Abstract

Vincent d’Indy developed his own understanding of the ideal algorithm of constructing musical forms. In support of his concept, he took a general artistic perspective. His aim, apparently, was to confirm the special status of the suggested compositional strategies as universal for different kinds of art. These strategies are grounded in such categories as rhythm, order, proportionality, and symmetry inherent to any kind of spatial/temporal art with architecture and music representing the extremes of the spatial/temporal continuum. D’Indy established the correlations between the spatial/temporal arts by embracing the ideas of Hegel, Ruskin, and Lévesque. To explore these ideas, the article resorts to the cultural and historical analysis. D’Indy argues that the “cyclic principle” is the most mature historically and the most perfect constructively. The principle applied exclusively to multimovement compositions has its basis in the translational symmetry of the initial pattern-cell together with its variant renewal. The “cyclic principle” finds its supreme realization in the “cyclic sonata” and the Gothic cathedral. The article is the first attempt to analyse how the “cyclic principle” is used per se, while its particular implementation in music has repeatedly been discussed. The latter was initiated by d’Indy himself in his Cours de Composition Musicale. A step-by-step method of putting the cyclic principle into practice, regardless of the artistic material, is derived by applying the comparative analysis, which helps to develop universal models for working with repetitive patterns in spatial and temporal arts.
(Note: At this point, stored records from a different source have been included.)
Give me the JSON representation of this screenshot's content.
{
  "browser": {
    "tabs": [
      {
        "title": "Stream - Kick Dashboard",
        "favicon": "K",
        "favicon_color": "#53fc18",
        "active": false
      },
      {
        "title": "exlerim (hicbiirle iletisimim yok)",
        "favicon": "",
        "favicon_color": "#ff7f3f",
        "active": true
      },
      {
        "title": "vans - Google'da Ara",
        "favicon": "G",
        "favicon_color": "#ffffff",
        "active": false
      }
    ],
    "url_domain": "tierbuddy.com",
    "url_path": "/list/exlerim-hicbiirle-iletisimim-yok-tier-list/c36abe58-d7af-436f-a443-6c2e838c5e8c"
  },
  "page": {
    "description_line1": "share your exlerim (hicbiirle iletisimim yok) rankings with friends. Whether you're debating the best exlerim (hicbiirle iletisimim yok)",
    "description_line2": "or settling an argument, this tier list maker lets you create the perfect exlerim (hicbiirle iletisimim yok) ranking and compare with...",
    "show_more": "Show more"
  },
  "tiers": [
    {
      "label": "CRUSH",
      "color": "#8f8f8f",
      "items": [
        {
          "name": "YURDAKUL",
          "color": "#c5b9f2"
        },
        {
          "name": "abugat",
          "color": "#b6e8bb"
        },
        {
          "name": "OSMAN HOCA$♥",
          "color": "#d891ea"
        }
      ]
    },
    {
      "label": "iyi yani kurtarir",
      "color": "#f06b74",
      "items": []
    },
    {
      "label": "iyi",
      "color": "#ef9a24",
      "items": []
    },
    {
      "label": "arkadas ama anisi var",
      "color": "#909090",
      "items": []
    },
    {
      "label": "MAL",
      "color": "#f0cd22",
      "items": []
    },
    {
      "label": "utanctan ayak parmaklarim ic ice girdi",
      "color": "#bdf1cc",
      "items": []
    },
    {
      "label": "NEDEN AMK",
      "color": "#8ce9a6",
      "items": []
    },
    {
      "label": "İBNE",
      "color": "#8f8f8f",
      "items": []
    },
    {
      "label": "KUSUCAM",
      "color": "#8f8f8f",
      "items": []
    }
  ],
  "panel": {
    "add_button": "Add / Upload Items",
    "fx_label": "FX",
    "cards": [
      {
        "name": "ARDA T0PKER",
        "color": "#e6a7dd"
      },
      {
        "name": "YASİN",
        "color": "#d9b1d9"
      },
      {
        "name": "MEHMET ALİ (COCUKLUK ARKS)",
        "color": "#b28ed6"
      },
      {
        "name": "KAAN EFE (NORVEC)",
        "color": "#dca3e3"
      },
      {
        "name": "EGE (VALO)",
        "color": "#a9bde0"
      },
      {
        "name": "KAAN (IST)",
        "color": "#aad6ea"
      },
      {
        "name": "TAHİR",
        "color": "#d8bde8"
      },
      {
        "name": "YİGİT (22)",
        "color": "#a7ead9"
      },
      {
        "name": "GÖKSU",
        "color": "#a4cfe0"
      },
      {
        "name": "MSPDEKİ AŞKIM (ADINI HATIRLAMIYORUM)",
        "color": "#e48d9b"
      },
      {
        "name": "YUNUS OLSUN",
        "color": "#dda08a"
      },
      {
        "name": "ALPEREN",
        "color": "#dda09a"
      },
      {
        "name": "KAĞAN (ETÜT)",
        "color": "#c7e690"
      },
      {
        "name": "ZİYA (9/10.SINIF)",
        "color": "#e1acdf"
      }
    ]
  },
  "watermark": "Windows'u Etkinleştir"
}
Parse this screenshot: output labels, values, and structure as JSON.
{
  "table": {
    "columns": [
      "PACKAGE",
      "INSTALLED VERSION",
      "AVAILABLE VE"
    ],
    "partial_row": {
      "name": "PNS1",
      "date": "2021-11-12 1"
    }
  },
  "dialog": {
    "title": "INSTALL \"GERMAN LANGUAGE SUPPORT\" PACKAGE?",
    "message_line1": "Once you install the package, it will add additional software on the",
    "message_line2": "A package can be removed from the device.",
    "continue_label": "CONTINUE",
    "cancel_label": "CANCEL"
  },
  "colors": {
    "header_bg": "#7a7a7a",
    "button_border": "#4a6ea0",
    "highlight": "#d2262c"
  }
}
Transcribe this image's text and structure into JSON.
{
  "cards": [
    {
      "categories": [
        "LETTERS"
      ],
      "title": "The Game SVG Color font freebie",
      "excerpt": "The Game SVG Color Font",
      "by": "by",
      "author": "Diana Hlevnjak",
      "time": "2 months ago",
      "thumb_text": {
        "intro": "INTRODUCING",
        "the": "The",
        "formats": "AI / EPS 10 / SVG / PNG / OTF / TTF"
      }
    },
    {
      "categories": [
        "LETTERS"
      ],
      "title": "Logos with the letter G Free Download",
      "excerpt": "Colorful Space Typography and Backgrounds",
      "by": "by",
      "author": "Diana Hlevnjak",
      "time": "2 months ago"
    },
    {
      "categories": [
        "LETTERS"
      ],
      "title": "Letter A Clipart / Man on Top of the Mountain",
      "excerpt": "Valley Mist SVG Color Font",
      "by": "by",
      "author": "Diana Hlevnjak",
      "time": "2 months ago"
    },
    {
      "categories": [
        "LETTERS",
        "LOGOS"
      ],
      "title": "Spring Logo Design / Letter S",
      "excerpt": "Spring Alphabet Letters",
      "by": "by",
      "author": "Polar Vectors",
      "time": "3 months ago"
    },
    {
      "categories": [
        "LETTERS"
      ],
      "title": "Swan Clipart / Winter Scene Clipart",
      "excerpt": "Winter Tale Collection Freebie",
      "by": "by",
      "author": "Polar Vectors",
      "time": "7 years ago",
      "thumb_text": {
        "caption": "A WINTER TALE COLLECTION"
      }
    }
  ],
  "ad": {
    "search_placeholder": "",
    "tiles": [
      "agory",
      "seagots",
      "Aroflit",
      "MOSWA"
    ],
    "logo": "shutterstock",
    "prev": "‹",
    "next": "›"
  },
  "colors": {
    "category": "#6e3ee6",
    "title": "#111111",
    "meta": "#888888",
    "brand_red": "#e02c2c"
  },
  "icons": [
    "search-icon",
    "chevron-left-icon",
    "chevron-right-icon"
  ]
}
The analysis revealed the following: first, a “cyclic element” is represented by a syntactically articulated structure which may function as an initial compositional unit (from musical cells to sculptural details); second, the elaboration on the artistic material in music and architecture is done through rhythmic transformations of patterns resulting in the new internal structure with the core preserved. The latter ensures the implementation of the aesthetic maxim “unity in diversity”, seen by d’Indy as crucial in constructing the artistic whole.